Allah (cc), herşeyi hikmetle yaratmıştır. Evrendeki pek çok şeyi de insanın hizmetine vermiştir. Güneş Sistemi'nden atmosferdeki oksijen oranına, etinden sütünden faydalandığımız hayvanlardan suya ve daha nicelerine kadar kainattaki pek çok varlığın insanın yaşamına hizmet edecek şekilde yaratıldığı açıkça görülmektedir. Bu gerçek ortadayken, insan hayatının bir amacı olmadığını düşünmek, büyük bir cehalet ve akılsızlık olur. Elbette insanın da bir yaratılış amacı vardır ve Yüce Rabbimiz bu amacı şöyle açıklar:
"… İnsanları yalnızca Bana ibadet etsinler diye yarattım." (Zariyat Suresi, 56)
Ancak insanların sadece az bir kısmı bu yaratılış amacını kavrar ve buna uygun olarak yaşar. Allah (cc) dünya üzerindeki yaşamımızı, bu amaca uyup uymadığımızı denemek için yaratmıştır. Rabbimiz'e gönülden kulluk edenlerle O'na isyan edenler bu dünyada ayrılacaktır. İnsana verilen tüm imkanlar (bedeni, duyuları, malları…) bu imtihan içindir. Bir ayette Allah (cc) şöyle buyurur:
"Şüphesiz Biz insanı, karmaşık olan bir damla sudan yarattık. Onu deniyoruz. Bundan dolayı onu işiten ve gören yaptık." (İnsan Suresi, 2)
İnsanın dünyadaki vazifesi, Allah (cc)'a ve ahirete iman etmek, Kuran'da belirtildiği şekilde güzel ahlak sahibi bir insan olmak, Rabbimiz'in sınırlarını korumak ve O'nun hoşnutluğunu kazanmaya çalışmaktır. Yüce Allah (cc) insanlardan gerçek ve samimi bir iman istemektedir. Bu ise kişinin yalnızca "ben inandım" demesiyle elde edilmiş olmaz. İnsan, Allah (cc)'a ve O'nun dinine gerçekten inandığını, şeytanın, kendisini saptırmak için göstereceği büyük çabalara rağmen doğru yoldan dönmeyeceğini göstermelidir.

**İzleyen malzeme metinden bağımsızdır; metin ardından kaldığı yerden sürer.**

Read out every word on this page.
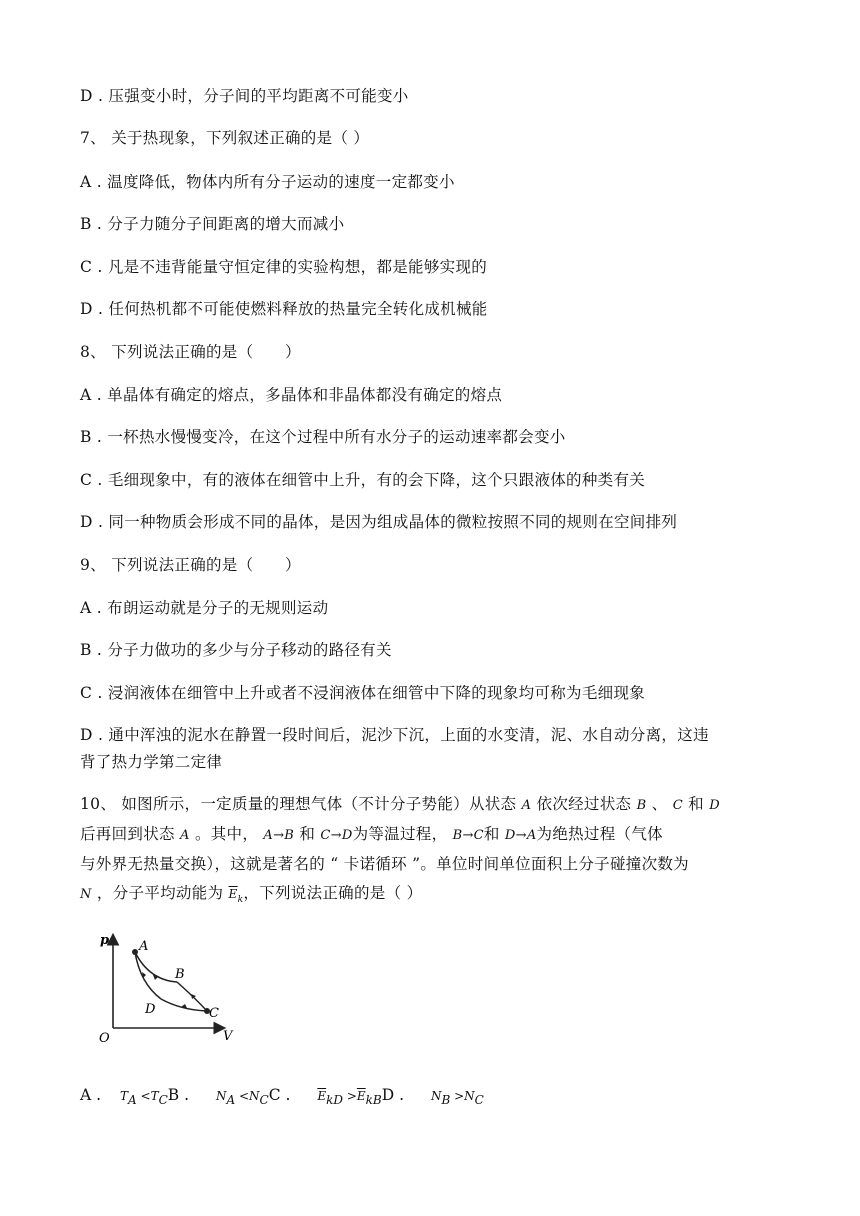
D . 压强变小时，分子间的平均距离不可能变小
7、 关于热现象，下列叙述正确的是（ ）
A . 温度降低，物体内所有分子运动的速度一定都变小
B . 分子力随分子间距离的增大而减小
C . 凡是不违背能量守恒定律的实验构想，都是能够实现的
D . 任何热机都不可能使燃料释放的热量完全转化成机械能
8、 下列说法正确的是（　　）
A . 单晶体有确定的熔点，多晶体和非晶体都没有确定的熔点
B . 一杯热水慢慢变冷，在这个过程中所有水分子的运动速率都会变小
C . 毛细现象中，有的液体在细管中上升，有的会下降，这个只跟液体的种类有关
D . 同一种物质会形成不同的晶体，是因为组成晶体的微粒按照不同的规则在空间排列
9、 下列说法正确的是（　　）
A . 布朗运动就是分子的无规则运动
B . 分子力做功的多少与分子移动的路径有关
C . 浸润液体在细管中上升或者不浸润液体在细管中下降的现象均可称为毛细现象
D . 通中浑浊的泥水在静置一段时间后，泥沙下沉，上面的水变清，泥、水自动分离，这违
背了热力学第二定律
10、 如图所示，一定质量的理想气体（不计分子势能）从状态 A 依次经过状态 B 、 C 和 D
后再回到状态 A 。其中， A→B 和 C→D为等温过程， B→C和 D→A为绝热过程（气体
与外界无热量交换），这就是著名的 “ 卡诺循环 ”。单位时间单位面积上分子碰撞次数为
N ，分子平均动能为 $\overline{E}_k$，下列说法正确的是（ ）
p
V
O
A
B
C
D
A . $T_A <T_CB$ . $N_A <N_CC$ . $\overline{E}_{kD} >\overline{E}_{kB}D$ . $N_B >N_C$
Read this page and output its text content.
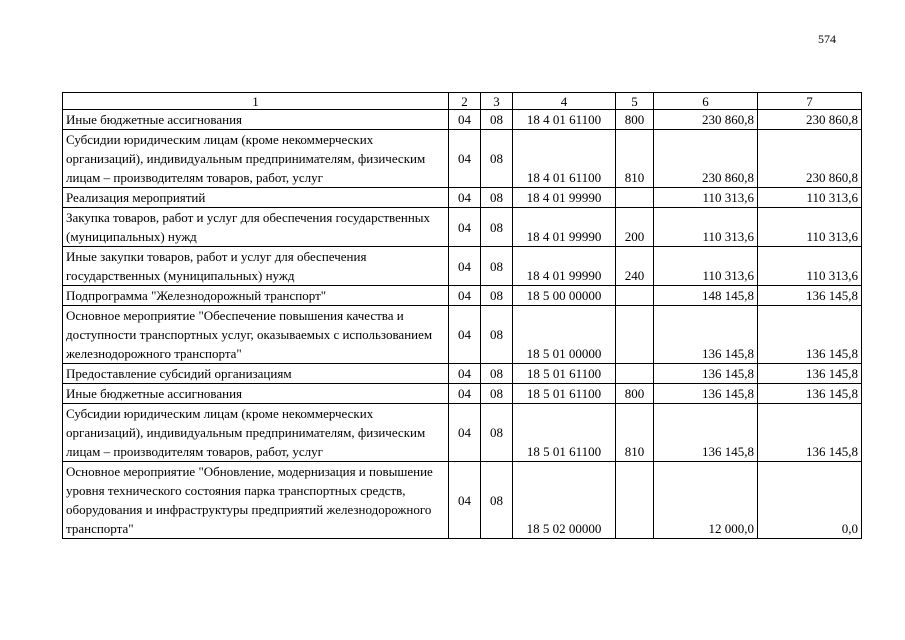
574
1	2	3	4	5	6	7
Иные бюджетные ассигнования	04	08	18 4 01 61100	800	230 860,8	230 860,8
Субсидии юридическим лицам (кроме некоммерческих организаций), индивидуальным предпринимателям, физическим лицам – производителям товаров, работ, услуг	04	08	18 4 01 61100	810	230 860,8	230 860,8
Реализация мероприятий	04	08	18 4 01 99990		110 313,6	110 313,6
Закупка товаров, работ и услуг для обеспечения государственных (муниципальных) нужд	04	08	18 4 01 99990	200	110 313,6	110 313,6
Иные закупки товаров, работ и услуг для обеспечения государственных (муниципальных) нужд	04	08	18 4 01 99990	240	110 313,6	110 313,6
Подпрограмма "Железнодорожный транспорт"	04	08	18 5 00 00000		148 145,8	136 145,8
Основное мероприятие "Обеспечение повышения качества и доступности транспортных услуг, оказываемых с использованием железнодорожного транспорта"	04	08	18 5 01 00000		136 145,8	136 145,8
Предоставление субсидий организациям	04	08	18 5 01 61100		136 145,8	136 145,8
Иные бюджетные ассигнования	04	08	18 5 01 61100	800	136 145,8	136 145,8
Субсидии юридическим лицам (кроме некоммерческих организаций), индивидуальным предпринимателям, физическим лицам – производителям товаров, работ, услуг	04	08	18 5 01 61100	810	136 145,8	136 145,8
Основное мероприятие "Обновление, модернизация и повышение уровня технического состояния парка транспортных средств, оборудования и инфраструктуры предприятий железнодорожного транспорта"	04	08	18 5 02 00000		12 000,0	0,0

Aynı şekilde inkarcılara uymayacağını, kendi nefsinin tutkularını Allah (cc)'ın rızasına tercih etmeyeceğini de ispatlamalıdır. Bunu ise, karşılaştığı olaylara verdiği tepkilerle ortaya koyacaktır. Allah (cc), dini kabul eden insanın karşısına sabretmesi gereken bazı zorluklar çıkaracak, bunlara karşı gösterdiği tavırlarla onu imtihan edecektir. Bu gerçek, bir Kuran ayetinde şu şekilde bildirilmiştir:
"İnsanlar, (sadece) "İman ettik" diyerek, sınanmadan bırakılacaklarını mı sandılar? " (Ankebut Suresi, 2)
Başka bir ayette de, Allah (cc)'ın 'iman ettik" diyenleri sınayacağı şöyle bildirilmektedir:
"Yoksa siz, Allah, içinizden cehd edenleri (çaba harcayanları) belirtip-ayırt etmeden ve sabredenleri de belirtip-ayırt etmeden cennete gireceğinizi mi sandınız? " (Al-i İmran Suresi, 142)
Gerçek bu iken iman eden bir insanın karşılaştığı zorluklara şaşırması elbette doğru olmaz. Bu zorluklar günlük hayatın sanki sıradan gibi gözüken problemleri de olabilir, ilk bakışta büyük bir felaket gibi gözüken olaylar da olabilir. Mümin tüm bunların hepsine imtihan gözüyle bakmalı, Allah (cc)'a tevekkül etmeli ve O'nun rızasına uygun olan tavrı göstermelidir.
Yaşadığımız her olayda bir İlahi hikmet ve imtihan vardır. Müminin yükümlülüğü, bu gerçeği her zaman akılda tutmak ve daima Allah (cc)'ın rızasına uygun davranışlar göstererek dünya imtihanını kazanmaya çalışmaktır.